Year-round schooling also allows for remediation to occur over the course of the year, rather than just during the summer months. For example, on a 45-15 schedule, teachers can offer “mini-summer school” lessons, where struggling students can come to school to get help during their time off. For students with special needs, or for students struggling in a particular area, quick interventions such as these can help keep all students on pace. Ultimately, research indicates that most students who attend a year-round school perform better academically, especially those who come from socioeconomically disadvantaged families. However, it is important to note that these gains are not solely because of attending school year-round. Certainly a large part of students’ academic improvement is implementation of specialized programs during on and off times throughout the year that allow students to undertake remediation in areas of academic weakness. Many schools also offer enrichment programs during on and off times for children who are at or above grade level. These experiences also factor in to improved student performance on academic measures.
The Year-Round Conflict
While many school leaders assert that the year-round calendar is designed to help
students, some parents are not accepting the adjustments. Parents are concerned that their families would not have enough time to take vacations without a long summer break. In fact, some parents
go so far as to keep their kids home until after Labor Day in order to protest and force the school to maintain its traditional calendar.
The year-round calendar can potentially be a scheduling nightmare for some parents. For example, parents who have multiple children in school might have one child in a year-round school and others in schools that operate on a traditional calendar. In such cases, parents can struggle to find times during the year when the whole family has time to relax, travel, or spend time together.
Opponents of year-round education also point to the difficulties created for students who want or need to work in the summer. Year-round schooling, with its shorter and more frequent breaks, can interfere with job opportunities, as well as non-school related sports and activities such as summer camps and parks and recreation activities. Students who want to attend college classes in the summer are also prevented from doing so if a year-round schedule is in place. These opportunities are diminished for teachers as well, who might otherwise use the summer break to work towards a higher degree, participate in professional development courses, or have summer jobs of their own.

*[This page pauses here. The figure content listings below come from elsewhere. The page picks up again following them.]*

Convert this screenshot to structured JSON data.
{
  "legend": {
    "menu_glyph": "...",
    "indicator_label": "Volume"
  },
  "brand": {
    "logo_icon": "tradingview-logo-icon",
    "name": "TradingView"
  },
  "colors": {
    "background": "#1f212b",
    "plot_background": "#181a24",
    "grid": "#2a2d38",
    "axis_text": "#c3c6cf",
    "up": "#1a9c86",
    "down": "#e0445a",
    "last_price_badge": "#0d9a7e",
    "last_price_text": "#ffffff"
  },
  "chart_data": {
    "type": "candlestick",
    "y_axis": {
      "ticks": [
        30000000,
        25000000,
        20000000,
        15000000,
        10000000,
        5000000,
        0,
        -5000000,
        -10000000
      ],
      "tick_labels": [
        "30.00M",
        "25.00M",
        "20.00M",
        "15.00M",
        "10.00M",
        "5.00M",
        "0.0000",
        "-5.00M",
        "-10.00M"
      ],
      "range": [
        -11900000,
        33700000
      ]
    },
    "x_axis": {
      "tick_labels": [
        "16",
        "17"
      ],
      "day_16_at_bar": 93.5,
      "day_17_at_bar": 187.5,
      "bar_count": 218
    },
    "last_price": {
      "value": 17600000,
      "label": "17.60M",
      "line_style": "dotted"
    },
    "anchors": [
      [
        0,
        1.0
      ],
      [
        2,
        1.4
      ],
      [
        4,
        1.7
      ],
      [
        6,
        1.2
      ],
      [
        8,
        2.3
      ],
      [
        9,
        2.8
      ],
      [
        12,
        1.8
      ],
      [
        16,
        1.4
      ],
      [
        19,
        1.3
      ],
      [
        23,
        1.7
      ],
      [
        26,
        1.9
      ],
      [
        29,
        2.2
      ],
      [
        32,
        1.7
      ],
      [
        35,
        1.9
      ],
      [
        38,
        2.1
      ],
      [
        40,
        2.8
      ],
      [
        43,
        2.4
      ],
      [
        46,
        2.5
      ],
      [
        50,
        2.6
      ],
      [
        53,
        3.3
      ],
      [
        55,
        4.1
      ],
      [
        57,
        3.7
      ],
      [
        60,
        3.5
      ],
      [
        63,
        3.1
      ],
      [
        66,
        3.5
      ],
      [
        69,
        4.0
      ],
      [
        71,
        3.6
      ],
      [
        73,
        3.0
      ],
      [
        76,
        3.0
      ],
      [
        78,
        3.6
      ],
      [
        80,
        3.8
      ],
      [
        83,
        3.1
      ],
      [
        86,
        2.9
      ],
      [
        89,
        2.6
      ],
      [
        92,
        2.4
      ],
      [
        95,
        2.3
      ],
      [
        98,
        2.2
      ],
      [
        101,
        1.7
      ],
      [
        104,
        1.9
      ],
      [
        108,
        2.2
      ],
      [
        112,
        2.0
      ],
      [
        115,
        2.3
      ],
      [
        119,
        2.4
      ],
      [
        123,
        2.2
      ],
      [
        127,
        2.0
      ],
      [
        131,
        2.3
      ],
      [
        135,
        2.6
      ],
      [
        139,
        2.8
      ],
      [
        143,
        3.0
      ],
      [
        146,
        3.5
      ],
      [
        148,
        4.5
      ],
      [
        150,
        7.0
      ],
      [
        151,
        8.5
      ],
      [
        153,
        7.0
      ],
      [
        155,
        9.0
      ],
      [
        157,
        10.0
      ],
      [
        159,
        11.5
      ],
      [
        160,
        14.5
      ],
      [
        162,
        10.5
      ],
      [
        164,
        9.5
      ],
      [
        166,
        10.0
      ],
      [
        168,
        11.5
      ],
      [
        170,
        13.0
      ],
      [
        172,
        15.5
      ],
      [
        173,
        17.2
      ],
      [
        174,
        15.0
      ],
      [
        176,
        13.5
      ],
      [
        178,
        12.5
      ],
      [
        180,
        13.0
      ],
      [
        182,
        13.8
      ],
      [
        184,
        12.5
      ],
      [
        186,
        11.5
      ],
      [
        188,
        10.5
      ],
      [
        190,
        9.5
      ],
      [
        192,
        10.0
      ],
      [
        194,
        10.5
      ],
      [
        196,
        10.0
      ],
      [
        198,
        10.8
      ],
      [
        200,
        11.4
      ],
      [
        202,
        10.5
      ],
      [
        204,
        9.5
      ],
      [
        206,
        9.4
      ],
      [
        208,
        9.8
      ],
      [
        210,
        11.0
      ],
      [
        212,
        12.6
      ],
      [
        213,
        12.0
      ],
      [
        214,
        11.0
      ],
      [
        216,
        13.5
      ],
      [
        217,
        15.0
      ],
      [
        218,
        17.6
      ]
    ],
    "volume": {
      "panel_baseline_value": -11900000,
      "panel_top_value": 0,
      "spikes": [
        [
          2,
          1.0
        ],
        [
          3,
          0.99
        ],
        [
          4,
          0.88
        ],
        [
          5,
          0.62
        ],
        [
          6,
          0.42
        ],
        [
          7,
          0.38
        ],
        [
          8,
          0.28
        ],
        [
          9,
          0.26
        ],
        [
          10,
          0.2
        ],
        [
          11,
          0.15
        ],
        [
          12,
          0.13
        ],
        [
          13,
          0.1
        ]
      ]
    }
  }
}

The Year-Round Opportunities
While the debate rages on, the test results demonstrate that year-round schools do present some academic benefits. Helping students stay motivated, the year-round schedules also present opportunities for students to attend academic camps and club programs
that might otherwise not be available in the summer. Many educators and parents do not feel that kids need a full two months away from school, so while the year-round schedule certainly requires an adjustment, the changes can bring in more consistent rest periods, expanded learning opportunities, and a more refreshing approach to education and learning for students, parents and teachers alike.